Sarah Coles, personal finance head at Hargreaves Lansdown consultancy, says the Bank of England was expecting a rise in inflation, but it nonetheless is a blow to the hope for further base rate cuts soon. 

She says: “The rate is unlikely to be cut during the month either, given the increase in inflation came on the back of unemployment figures that revealed the jobs market is looking healthier than expected, and wage rises continue to outstrip inflation. The market is still expecting at least one more rate cut before the end of the year – possibly two – but this is by no means nailed on.

“… Mortgage borrowers on tracker rates are likely to have to wait for the next cut in their monthly payments. It was always going to take longer for rates to unwind than they did to build, but those whose finances are stretched to breaking point could be forgiven for getting increasingly impatient.

“For those looking for a new fixed rate, or with a remortgage looming, the news is better. Mortgage rates have eased in recent weeks. Moneyfacts figures show the average two-year fixed rate mortgage is now at 5.67% – having dropped from a recent high of 5.97% at the end of June. They may well drift further south in the coming weeks, but expected rate cuts have already been largely priced in, so we can’t look forward to any major falls just yet.”

And mortgage experts speaking to the Newspage agency echo the concerns.

Ranald Mitchell, director at Charwin Mortgages, comments: While an interest rate cut in September may be less likely, lender competition with mortgage rates should support borrower demand and maintain resilience in the property market.”

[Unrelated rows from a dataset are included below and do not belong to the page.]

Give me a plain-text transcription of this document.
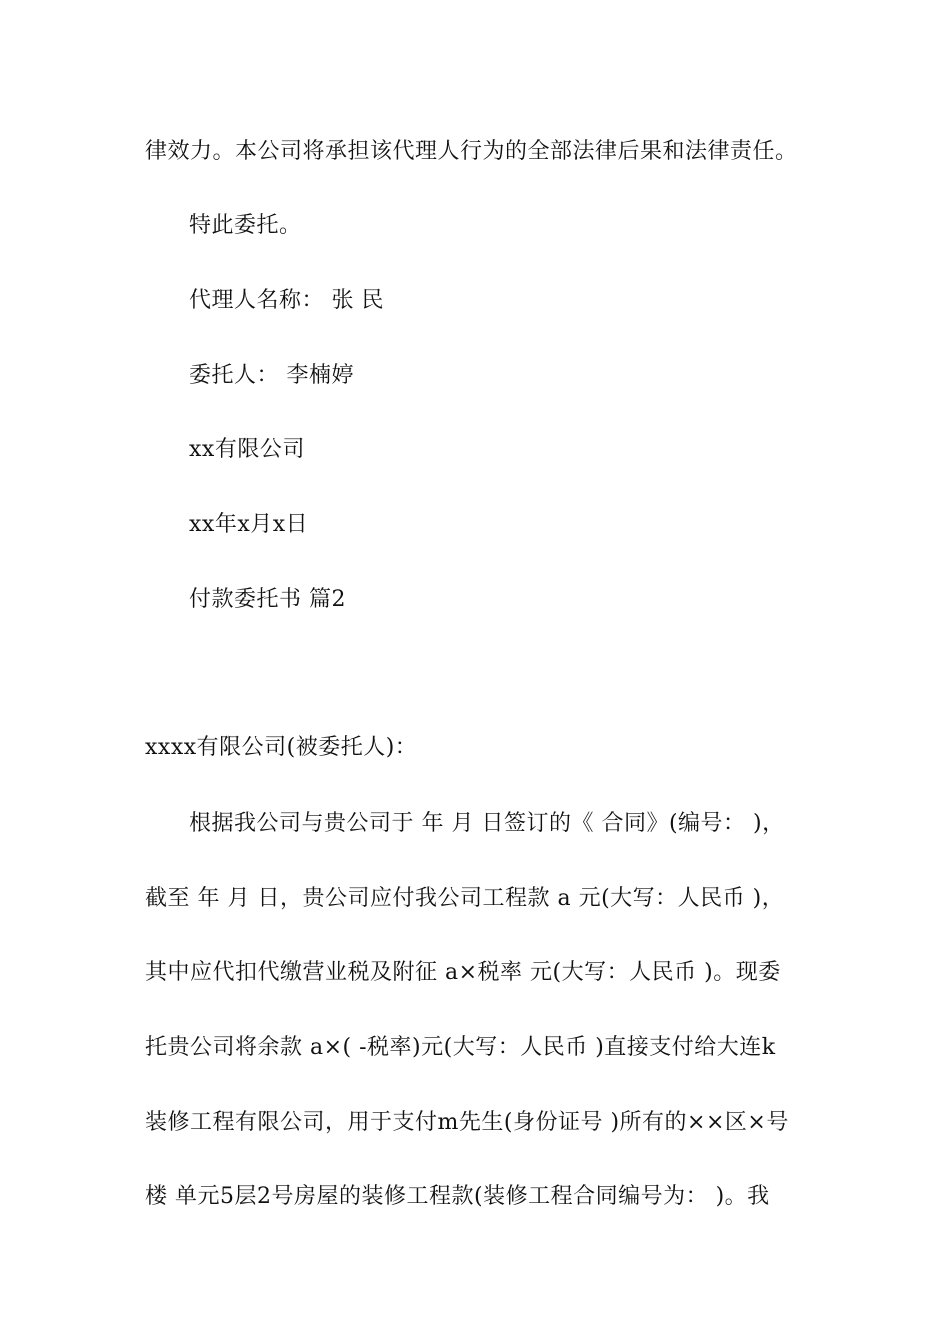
律效力。本公司将承担该代理人行为的全部法律后果和法律责任。
特此委托。
代理人名称： 张 民
委托人： 李楠婷
xx有限公司
xx年x月x日
付款委托书 篇2
xxxx有限公司(被委托人)：
根据我公司与贵公司于 年 月 日签订的《 合同》(编号： )，
截至 年 月 日，贵公司应付我公司工程款 a 元(大写：人民币 )，
其中应代扣代缴营业税及附征 a×税率 元(大写：人民币 )。现委
托贵公司将余款 a×( -税率)元(大写：人民币 )直接支付给大连k
装修工程有限公司，用于支付m先生(身份证号 )所有的××区×号
楼 单元5层2号房屋的装修工程款(装修工程合同编号为： )。我
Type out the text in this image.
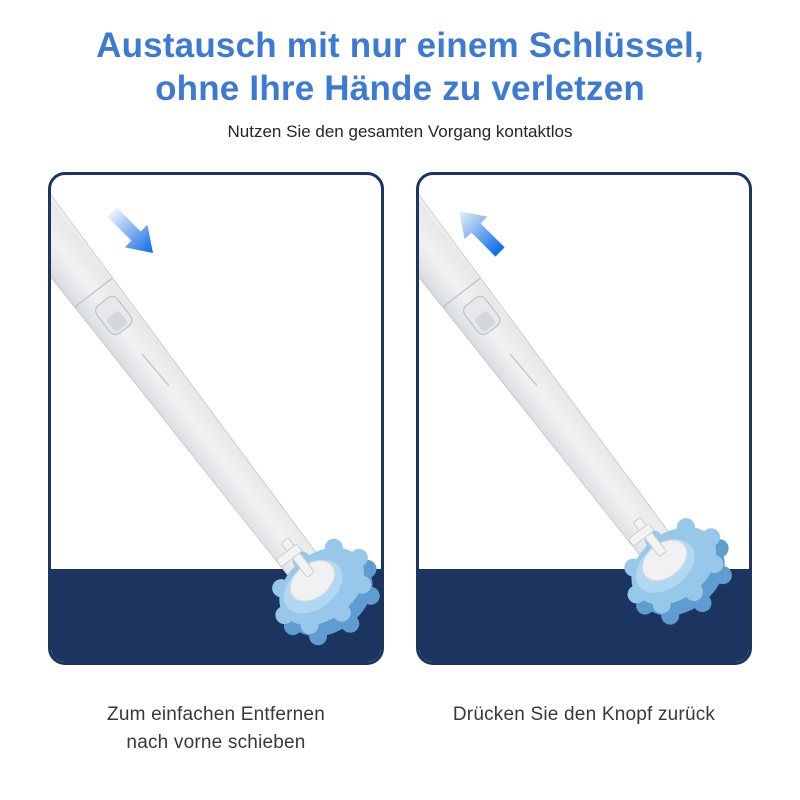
Austausch mit nur einem Schlüssel,
ohne Ihre Hände zu verletzen
Nutzen Sie den gesamten Vorgang kontaktlos
Zum einfachen Entfernen
nach vorne schieben
Drücken Sie den Knopf zurück
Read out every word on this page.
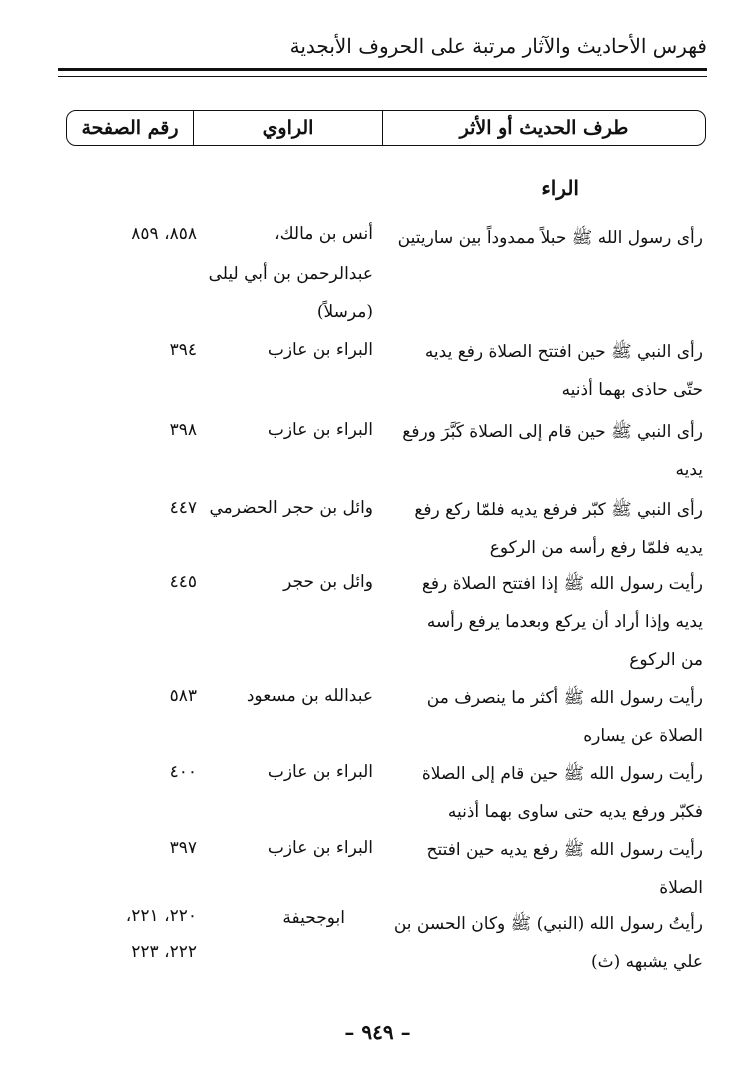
فهرس الأحاديث والآثار مرتبة على الحروف الأبجدية
طرف الحديث أو الأثر
الراوي
رقم الصفحة
الراء
رأى رسول الله ﷺ حبلاً ممدوداً بين ساريتين
أنس بن مالك،
عبدالرحمن بن أبي ليلى
(مرسلاً)
٨٥٨، ٨٥٩
رأى النبي ﷺ حين افتتح الصلاة رفع يديه
حتّى حاذى بهما أذنيه
البراء بن عازب
٣٩٤
رأى النبي ﷺ حين قام إلى الصلاة كَبَّرَ ورفع
يديه
البراء بن عازب
٣٩٨
رأى النبي ﷺ كبّر فرفع يديه فلمّا ركع رفع
يديه فلمّا رفع رأسه من الركوع
وائل بن حجر الحضرمي
٤٤٧
رأيت رسول الله ﷺ إذا افتتح الصلاة رفع
يديه وإذا أراد أن يركع وبعدما يرفع رأسه
من الركوع
وائل بن حجر
٤٤٥
رأيت رسول الله ﷺ أكثر ما ينصرف من
الصلاة عن يساره
عبدالله بن مسعود
٥٨٣
رأيت رسول الله ﷺ حين قام إلى الصلاة
فكبّر ورفع يديه حتى ساوى بهما أذنيه
البراء بن عازب
٤٠٠
رأيت رسول الله ﷺ رفع يديه حين افتتح
الصلاة
البراء بن عازب
٣٩٧
رأيتُ رسول الله (النبي) ﷺ وكان الحسن بن
علي يشبهه (ث)
ابوجحيفة
٢٢٠، ٢٢١،
٢٢٢، ٢٢٣
– ٩٤٩ –
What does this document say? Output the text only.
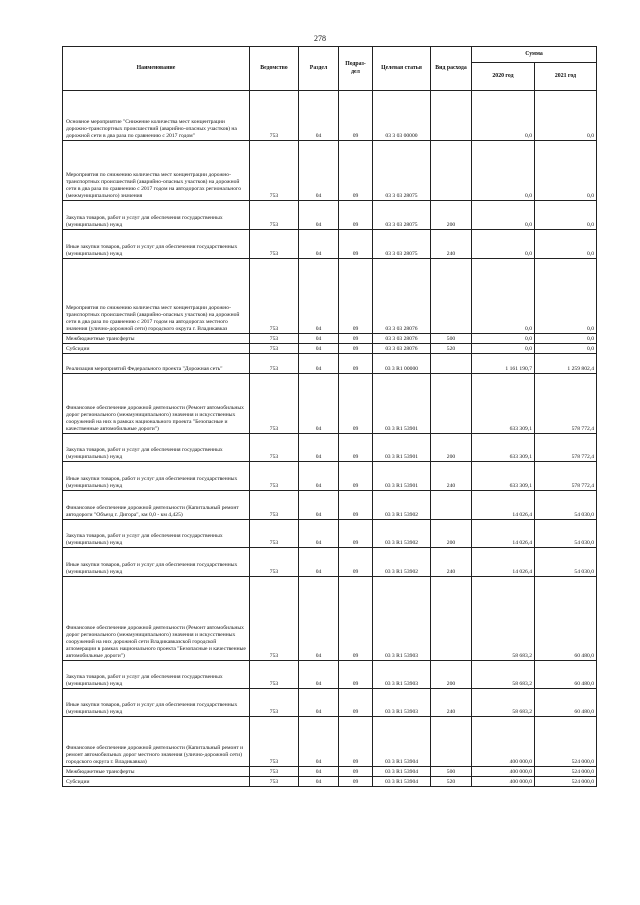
278
Наименование	Ведомство	Раздел	Подраз-дел	Целевая статья	Вид расхода	Сумма	
						2020 год	2021 год
Основное мероприятие "Снижение количества мест концентрации дорожно-транспортных происшествий (аварийно-опасных участков) на дорожной сети в два раза по сравнению с 2017 годом"	753	04	09	03 3 03 00000		0,0	0,0
Мероприятия по снижению количества мест концентрации дорожно-транспортных происшествий (аварийно-опасных участков) на дорожной сети в два раза по сравнению с 2017 годом на автодорогах регионального (межмуниципального) значения	753	04	09	03 3 03 28075		0,0	0,0
Закупка товаров, работ и услуг для обеспечения государственных (муниципальных) нужд	753	04	09	03 3 03 28075	200	0,0	0,0
Иные закупки товаров, работ и услуг для обеспечения государственных (муниципальных) нужд	753	04	09	03 3 03 28075	240	0,0	0,0
Мероприятия по снижению количества мест концентрации дорожно-транспортных происшествий (аварийно-опасных участков) на дорожной сети в два раза по сравнению с 2017 годом на автодорогах местного значения (улично-дорожной сети) городского округа г. Владикавказ	753	04	09	03 3 03 28076		0,0	0,0
Межбюджетные трансферты	753	04	09	03 3 03 28076	500	0,0	0,0
Субсидии	753	04	09	03 3 03 28076	520	0,0	0,0
Реализация мероприятий Федерального проекта "Дорожная сеть"	753	04	09	03 3 R1 00000		1 161 190,7	1 259 802,4
Финансовое обеспечение дорожной деятельности (Ремонт автомобильных дорог регионального (межмуниципального) значения и искусственных сооружений на них в рамках национального проекта "Безопасные и качественные автомобильные дороги")	753	04	09	03 3 R1 53901		633 309,1	578 772,4
Закупка товаров, работ и услуг для обеспечения государственных (муниципальных) нужд	753	04	09	03 3 R1 53901	200	633 309,1	578 772,4
Иные закупки товаров, работ и услуг для обеспечения государственных (муниципальных) нужд	753	04	09	03 3 R1 53901	240	633 309,1	578 772,4
Финансовое обеспечение дорожной деятельности (Капитальный ремонт автодороги "Объезд г. Дигора", км 0,0 - км 4,425)	753	04	09	03 3 R1 53902		14 026,4	54 030,0
Закупка товаров, работ и услуг для обеспечения государственных (муниципальных) нужд	753	04	09	03 3 R1 53902	200	14 026,4	54 030,0
Иные закупки товаров, работ и услуг для обеспечения государственных (муниципальных) нужд	753	04	09	03 3 R1 53902	240	14 026,4	54 030,0
Финансовое обеспечение дорожной деятельности (Ремонт автомобильных дорог регионального (межмуниципального) значения и искусственных сооружений на них дорожной сети Владикавказской городской агломерации в рамках национального проекта "Безопасные и качественные автомобильные дороги")	753	04	09	03 3 R1 53903		58 683,2	60 480,0
Закупка товаров, работ и услуг для обеспечения государственных (муниципальных) нужд	753	04	09	03 3 R1 53903	200	58 683,2	60 480,0
Иные закупки товаров, работ и услуг для обеспечения государственных (муниципальных) нужд	753	04	09	03 3 R1 53903	240	58 683,2	60 480,0
Финансовое обеспечение дорожной деятельности (Капитальный ремонт и ремонт автомобильных дорог местного значения (улично-дорожной сети) городского округа г. Владикавказ)	753	04	09	03 3 R1 53904		400 000,0	524 000,0
Межбюджетные трансферты	753	04	09	03 3 R1 53904	500	400 000,0	524 000,0
Субсидии	753	04	09	03 3 R1 53904	520	400 000,0	524 000,0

Ben Perks, managing director at Orchard Financial Advisers, states: “A base rate reduction in September was always unlikely, but now seems totally out the window. It is unnerving to see inflation on the rise again, but an uptick to 2.2% is better than anticipated. No need for panic stations yet. This data should have very little impact on swap rates and the interest rates available to borrowers should continue to trickle downwards. Core inflation could ride to the rescue.”

And Riz Malik, director at R3 Mortgages, sees it this way: “While no one expected inflation to stay at 2%, the current data doesn’t point to a rate cut at the September meeting. With no meeting in October, November could still present an opportunity for the second base rate cut of the year.”